We should all stop to ponder on this. Somewhere, somehow, I recall that someone ever spoke of these lines to me: "We can avoid making mistakes we made earlier in our history in future if we truly understand our past." Note that there are two time phases there. Past and future. But read deeper. The past to us is nameless, and the future cannot be named for it hasn't come to pass. The only way that line is going to work is for the present to be involved, for numbers and statistics and academic studies cannot bring us the message and lessons from our past.

To fully comprehend and adopt these lessons, we need to be grounded in the present. Our current emotions and worldview and ideological (and moral) systems and codes. Our understanding of what happened previously. So we need bridges. In Singapore, the new generation has lived through at least 30 years of peace. No major conflicts which ends up in many deaths all at once. So we have to try to imagine the undesirability of wars and conflicts. We have to make up, in our mind, the hardships that those before us went through. But all this is not all that difficult. We just have to think of the times we came under threat, the fear, and maybe the bravery and camaderie such trying times resulted it.
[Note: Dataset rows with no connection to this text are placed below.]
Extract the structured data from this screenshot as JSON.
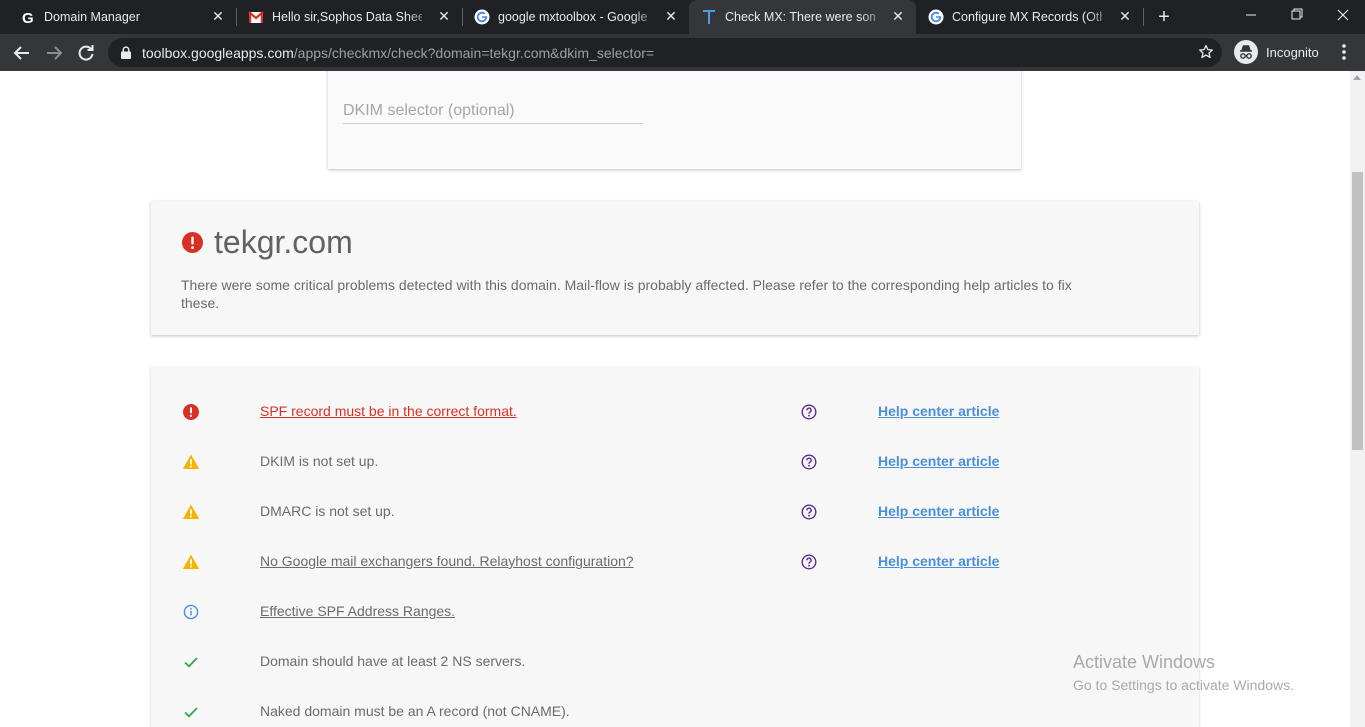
{
  "browser": {
    "tabs": [
      {
        "title": "Domain Manager",
        "favicon": "godaddy-g-icon"
      },
      {
        "title": "Hello sir,Sophos Data Sheet. -",
        "favicon": "gmail-icon"
      },
      {
        "title": "google mxtoolbox - Google Se",
        "favicon": "google-icon"
      },
      {
        "title": "Check MX: There were some cr",
        "favicon": "toolbox-t-icon",
        "active": true
      },
      {
        "title": "Configure MX Records (Other",
        "favicon": "google-icon"
      }
    ],
    "url_host": "toolbox.googleapps.com",
    "url_path": "/apps/checkmx/check?domain=tekgr.com&dkim_selector=",
    "incognito_label": "Incognito"
  },
  "form": {
    "dkim_placeholder": "DKIM selector (optional)",
    "dkim_value": ""
  },
  "summary": {
    "domain": "tekgr.com",
    "status": "critical",
    "description": "There were some critical problems detected with this domain. Mail-flow is probably affected. Please refer to the corresponding help articles to fix these."
  },
  "results": [
    {
      "status": "error",
      "message": "SPF record must be in the correct format.",
      "is_link": true,
      "has_help": true,
      "help_label": "Help center article"
    },
    {
      "status": "warning",
      "message": "DKIM is not set up.",
      "is_link": false,
      "has_help": true,
      "help_label": "Help center article"
    },
    {
      "status": "warning",
      "message": "DMARC is not set up.",
      "is_link": false,
      "has_help": true,
      "help_label": "Help center article"
    },
    {
      "status": "warning",
      "message": "No Google mail exchangers found. Relayhost configuration?",
      "is_link": true,
      "has_help": true,
      "help_label": "Help center article"
    },
    {
      "status": "info",
      "message": "Effective SPF Address Ranges.",
      "is_link": true,
      "has_help": false,
      "help_label": ""
    },
    {
      "status": "ok",
      "message": "Domain should have at least 2 NS servers.",
      "is_link": false,
      "has_help": false,
      "help_label": ""
    },
    {
      "status": "ok",
      "message": "Naked domain must be an A record (not CNAME).",
      "is_link": false,
      "has_help": false,
      "help_label": ""
    }
  ],
  "watermark": {
    "line1": "Activate Windows",
    "line2": "Go to Settings to activate Windows."
  },
  "colors": {
    "error": "#d93025",
    "warning": "#f4b400",
    "info": "#4a90d9",
    "ok": "#34a853",
    "help_icon": "#5c2d91",
    "link": "#4a90d9"
  }
}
We could just reach deeper within us to recall times when we were hurt by others in various ways, and I'm sure we can all feel a small part of the soldiers' suffering.

We may be different, but we are really quite the same.

Birthday at Harry's

Hee.. so happy.. I came back, slightly tipsy, from Harry's @ Boat Quay. Went on a martini spree since I have a card which gets my martinis for 4 bucks! Just 4 bucks each man, and those at this outlet is darn gd!

And Miranda did the sweetest thing possible, to get the live band to dedicate the last song, before we left, to me. It's a samba number I think, titled Black Sugar. When I asked the band pointed to the lead singer, an African lady I suppose, and said she's the one that the title is referring to. Well, it really seemed quite funny at that point in time. Must have been the alcohol.

And we did more odd and outrageous things. Like we tried to dance some waltz on the way to Raffles Place MRT (train) station. Complete with laptop, tons of piano books, plastic bags (from Miranda's shopping). I'm sure you can see why we failed terribly.

And we jumped down a few steps. When we got into the train, we relived our childhood (in fact, doing the following doesn't even exist in my childhood) by turning round poles. Like run, hold on to the pole, do a 360 degree with your legs off the ground kinda thing. And we played a game of charades - always starting with "I pray...(whatever)"

It's my 22nd. And as was my 21st, it was you, Seet, who was there. No doubt I have a few friends who smsed me to wish me a happy birthday, but life couldn't possibly be complete without you and your thoughtfulness. (and antics too)

Hope you enjoyed yourself as much as I did, Miranda.

Tuesday 15 July 2008

Today I'm satisfied

Well...no long post today. A long post after a long time having not posted will put people (me included) off.

I met Seraphina today on a train back home from town. Now, who's Seraphina? Let's see...she's my ex-jc schoolmate, a classmate's netball teammate (I think)...not much more I can say I think...but I'm just glad that I met someone from jc and had a small chat.

And guess what? A stranger talked to me today on the very same train. Because I was holding a book by Paulo Coelho. Haha, and I guess we share quite a bit in common - educators, seekers of financial freedom, philosophers (at least I hope I am)

It's a good day. Not because of what happened, but because of what I interpreted and reacted to what happened.

And I started reading Adventures of a Currency Trader again. That's the kickstart the 2nd leg of my forex journey!